Corroboraste sospechas. Tal vez recorrió senderos interminables, tal vez esperó los milenios necesarios desde su escritura, y aún así llegó a ti, llegó para ser escrutado por tus ojos, mientras que una a una las páginas iban pasando y pudiste ver las aldeas, a Etara-Malí y sus casas de madera y sus techos de palma seca. Pudiste verlos porque eran grabaos hechos con manos diestras y entrenadas. Desconocías los caracteres, pero supiste lo que verías allí, en la otra página, Uppa-karuarRa dibujada, con sus casas cuadradas, de muros ciegos y con una entrada que nunca se cierra. La escasa luz de las luminarias de afuera creaba la atmósfera perfecta a la que te acostumbraste de estudiante, en el que gustabas navegar y batirte en aguas bravas de hojas amarillentas y libros roídos por las ratas. Te sentiste a gusto, hasta que te viste en medio de la plaza de la Ciudad, rodeado de sus pobladores, con sus rostros expectantes, y tu cara dibujada con destreza y singular peculiaridad; tu existencia plasmada en ese trozo de papel desde mucho antes de que el tiempo fuera tiempo y se tuviera conciencia de su caducidad. Cerraste el libro para ver a los hombres que habían regresado, aún cubiertos por el manto negro. No se pronunció palabra alguna. Hasta que, hurgando con tu mano extendida dentro de tu memoria encontraste otro boleto, el boleto de avión que te aterrizó a la realidad encerrado en aquellos muros, adentrándote con tus guías en las entrañas de ese coloso de piedras perdido en la sabana. La oscuridad era tal que cerraste los ojos, prefiriendo la interior a la real. Las manos de Gutero se apoyaban en tus hombros, empujándote, y con un vano intento quisiste dibujar el contorno de las paredes con uno de tus pies –recuerda cual-, pero nada existía a los lados, sólo un vacío. Te imaginaste cruzando un puente con escalones que bajan, ¿hacia dónde?, esto es una trampa para seguir y nunca tentarse a voltear, pensaste, hasta que abriste con tus manos otra portezuela de madera. Ya era de noche y las estrellas encumbraban la bóveda celeste. La misma imagen, recodaste, cuando te subiste al avión que te llevó al África, al dejar atrás al curador del museo y al taxista indio y al grupo de hombres cubiertos. Llamaste a tu casa. Dejaste un mensaje en el contestador, despidiéndote. Pronto llegaré, pensaste, cosa de recorrer otros caminos, los que hagan falta, para eso están mis guías.

Oteaste hacia el mar y viste a la Ciudad, resplandeciente y rodeada por las aguas de los mares, en una pequeña isla perdida a los lejos como una mota de polvo puede perderse en un médano. No escuchabas el oleaje, pero sentías en tu rostro la ventisca del océano implacable. Avanzaron tus guías y seguiste tras ellos. Esperabas sentir lengüetadas de agua de mar en tus pies mientras caminabas en la oscuridad llana, hasta que saltaron, ¿dónde?, pensaste y entonces distinguiste el filo del acantilado que por sorpresa te tomó cuando ya te habías lanzado.

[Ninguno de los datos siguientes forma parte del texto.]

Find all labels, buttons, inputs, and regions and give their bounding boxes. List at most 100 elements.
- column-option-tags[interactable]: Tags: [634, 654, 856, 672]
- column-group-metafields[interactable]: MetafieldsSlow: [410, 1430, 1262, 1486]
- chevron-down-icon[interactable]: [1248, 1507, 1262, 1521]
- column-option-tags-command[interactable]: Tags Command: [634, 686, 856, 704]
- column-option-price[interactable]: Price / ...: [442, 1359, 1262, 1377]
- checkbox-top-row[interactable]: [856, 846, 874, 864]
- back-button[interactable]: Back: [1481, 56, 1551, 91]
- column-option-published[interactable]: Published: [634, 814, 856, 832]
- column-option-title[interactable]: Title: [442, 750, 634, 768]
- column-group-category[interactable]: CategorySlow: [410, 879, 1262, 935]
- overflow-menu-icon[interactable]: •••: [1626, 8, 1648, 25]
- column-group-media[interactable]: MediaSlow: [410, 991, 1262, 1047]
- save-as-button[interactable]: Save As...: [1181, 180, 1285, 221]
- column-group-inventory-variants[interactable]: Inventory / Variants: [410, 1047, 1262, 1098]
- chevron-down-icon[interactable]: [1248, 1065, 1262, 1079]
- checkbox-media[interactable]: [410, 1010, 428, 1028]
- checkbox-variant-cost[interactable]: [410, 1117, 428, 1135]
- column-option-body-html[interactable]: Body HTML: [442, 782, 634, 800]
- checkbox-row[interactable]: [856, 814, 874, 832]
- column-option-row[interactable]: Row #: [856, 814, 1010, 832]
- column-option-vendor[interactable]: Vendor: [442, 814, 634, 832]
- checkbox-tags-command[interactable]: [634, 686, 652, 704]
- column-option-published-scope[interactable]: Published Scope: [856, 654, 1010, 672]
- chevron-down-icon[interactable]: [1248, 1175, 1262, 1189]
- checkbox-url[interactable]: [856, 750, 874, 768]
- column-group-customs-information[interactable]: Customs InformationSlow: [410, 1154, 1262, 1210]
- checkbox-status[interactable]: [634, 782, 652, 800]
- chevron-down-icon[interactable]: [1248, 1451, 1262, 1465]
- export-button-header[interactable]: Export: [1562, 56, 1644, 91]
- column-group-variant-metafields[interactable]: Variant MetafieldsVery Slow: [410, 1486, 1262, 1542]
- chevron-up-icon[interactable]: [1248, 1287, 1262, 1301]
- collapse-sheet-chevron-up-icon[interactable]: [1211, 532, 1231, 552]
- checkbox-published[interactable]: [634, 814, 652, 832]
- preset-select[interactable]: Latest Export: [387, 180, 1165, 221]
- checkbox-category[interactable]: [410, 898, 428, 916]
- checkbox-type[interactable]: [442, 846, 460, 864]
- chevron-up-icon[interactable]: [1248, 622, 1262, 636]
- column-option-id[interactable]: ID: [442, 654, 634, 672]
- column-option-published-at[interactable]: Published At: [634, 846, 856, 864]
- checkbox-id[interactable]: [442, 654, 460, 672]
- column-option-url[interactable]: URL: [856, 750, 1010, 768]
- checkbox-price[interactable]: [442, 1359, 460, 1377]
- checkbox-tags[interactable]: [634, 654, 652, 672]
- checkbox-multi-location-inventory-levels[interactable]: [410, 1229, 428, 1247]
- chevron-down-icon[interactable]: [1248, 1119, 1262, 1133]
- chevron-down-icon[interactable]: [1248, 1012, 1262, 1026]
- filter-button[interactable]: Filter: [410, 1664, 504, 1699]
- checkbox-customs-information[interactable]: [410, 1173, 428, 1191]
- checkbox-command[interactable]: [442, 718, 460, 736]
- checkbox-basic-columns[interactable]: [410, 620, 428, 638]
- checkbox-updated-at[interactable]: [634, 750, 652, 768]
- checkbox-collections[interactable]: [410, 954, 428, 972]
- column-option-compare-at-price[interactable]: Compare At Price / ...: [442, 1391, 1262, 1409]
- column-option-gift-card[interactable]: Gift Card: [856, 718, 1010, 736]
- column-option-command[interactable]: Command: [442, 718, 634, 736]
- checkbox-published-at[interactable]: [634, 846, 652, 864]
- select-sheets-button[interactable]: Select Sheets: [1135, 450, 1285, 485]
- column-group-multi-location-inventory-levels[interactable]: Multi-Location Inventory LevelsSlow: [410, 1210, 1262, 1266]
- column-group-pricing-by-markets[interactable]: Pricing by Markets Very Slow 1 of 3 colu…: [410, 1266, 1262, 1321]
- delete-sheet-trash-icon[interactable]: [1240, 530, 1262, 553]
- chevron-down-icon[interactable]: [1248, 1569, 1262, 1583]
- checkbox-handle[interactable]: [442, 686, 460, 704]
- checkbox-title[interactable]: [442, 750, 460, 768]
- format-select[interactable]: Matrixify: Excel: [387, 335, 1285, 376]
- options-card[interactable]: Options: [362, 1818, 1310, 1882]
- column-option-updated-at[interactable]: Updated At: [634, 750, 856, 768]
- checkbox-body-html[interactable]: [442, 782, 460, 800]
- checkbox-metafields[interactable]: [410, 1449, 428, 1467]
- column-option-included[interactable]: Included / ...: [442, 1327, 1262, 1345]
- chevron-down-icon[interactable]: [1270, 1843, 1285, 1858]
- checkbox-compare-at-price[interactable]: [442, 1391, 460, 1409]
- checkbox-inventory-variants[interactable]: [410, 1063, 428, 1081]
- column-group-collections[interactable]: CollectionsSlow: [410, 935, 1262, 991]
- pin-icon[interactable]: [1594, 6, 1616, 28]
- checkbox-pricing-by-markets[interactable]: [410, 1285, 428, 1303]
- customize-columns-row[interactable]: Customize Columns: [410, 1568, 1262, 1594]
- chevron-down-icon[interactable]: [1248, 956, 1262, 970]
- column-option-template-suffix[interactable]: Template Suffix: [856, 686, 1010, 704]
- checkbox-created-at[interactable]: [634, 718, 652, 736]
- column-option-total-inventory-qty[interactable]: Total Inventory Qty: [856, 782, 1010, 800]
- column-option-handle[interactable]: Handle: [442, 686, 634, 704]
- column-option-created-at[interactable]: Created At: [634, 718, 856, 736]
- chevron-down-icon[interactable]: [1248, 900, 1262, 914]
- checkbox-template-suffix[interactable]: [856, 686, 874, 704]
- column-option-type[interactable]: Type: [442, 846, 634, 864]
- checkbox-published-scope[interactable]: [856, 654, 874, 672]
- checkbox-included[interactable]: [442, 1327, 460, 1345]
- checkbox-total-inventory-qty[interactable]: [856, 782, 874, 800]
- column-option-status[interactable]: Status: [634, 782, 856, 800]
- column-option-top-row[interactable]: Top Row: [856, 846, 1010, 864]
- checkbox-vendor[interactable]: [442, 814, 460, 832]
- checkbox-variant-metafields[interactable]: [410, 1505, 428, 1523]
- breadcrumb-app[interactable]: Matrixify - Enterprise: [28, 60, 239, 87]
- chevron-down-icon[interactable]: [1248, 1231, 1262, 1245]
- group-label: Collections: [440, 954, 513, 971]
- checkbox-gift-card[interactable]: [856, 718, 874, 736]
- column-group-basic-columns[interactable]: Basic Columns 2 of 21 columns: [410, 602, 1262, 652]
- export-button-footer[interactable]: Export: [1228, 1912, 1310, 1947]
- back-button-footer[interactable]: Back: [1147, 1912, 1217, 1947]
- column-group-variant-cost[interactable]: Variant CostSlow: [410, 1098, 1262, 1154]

No caíste sobre la superficie metálica del mar, pero sí en un remolino de brazos y sonrisas de infantes que te jalaron los cabellos y de otros que intentaron ponerte en pie. No podemos asegurar cuántos eran los pobladores de la aldea que se citaron para recibirte, y menos los que dibujaron la vereda por entre sus casas de arena que te llevó a tu habitación, coronado por el bullicio de la sorpresa, en el que tomaste fuerzas del ignoto interior y no desfalleciste. Aparecieron tus guías. Después, uno a uno, los pobladores se fueron alejándose. Una caritativa luminosidad te permitió distinguir las casas, esos diminutos cubículos donde se adentran hasta seis personas y no te equivocaste en imaginar que ninguna casa era más grande que otra y que no importaba los integrantes la familia que la habitaba; todos debían compartir el estrecho espacio de esas cuatro paredes. Al despertar en tu primera mañana en la Ciudad –soñaste todo tu pasado, desde tu infancia hasta tu llegada-, los pobladores te esperaban marcando otra vereda en la topografía de la aldea, desde la puerta de tu habitación. Recorriste el camino, buscando entre los pétreos rostros de ancianos, niños, hombres, madres y otras madres con sus hijos en brazos, todos vestidos con la misma túnica roja y calzados con las mismas sandalias de madera, a los tres guías que te llevaron. La serpiente humana te escupió en la plaza del pueblo, rodeado también de túnicas rojas colgadas de cuerpos inmóviles. Rotaste sobre tu eje para devolverles tu presencia, siendo el protagonista de una escena que una mano sabia ya había dibujado milenios atrás. Cumpliste el destino de la sombra; pero difícil hablar de recompensa o castigo. Sin alabanzas de por medio, diferente a lo que interpretaste de aquel grabado, los pobladores se marcharon. El picor de la sangre seca en tus brazos y piernas, en tu vientre, te recordó que estabas vivo, de pie, con tu ropa hecha trizas, con laceraciones cauterizadas y un estómago carcomido por un fruto podrido. Entonces, allí, bajo el pesado Sol, el hombre más sabio se acercó a ti, y te habló en el Idioma Universal: “Helo aquí, prominente investigador de lenguas muertas, de civilizaciones perdidas en la memoria de los últimos hombres que no hacen más que mentir. Tengan aquí al mismo hombre que fue llamado por la sombra”.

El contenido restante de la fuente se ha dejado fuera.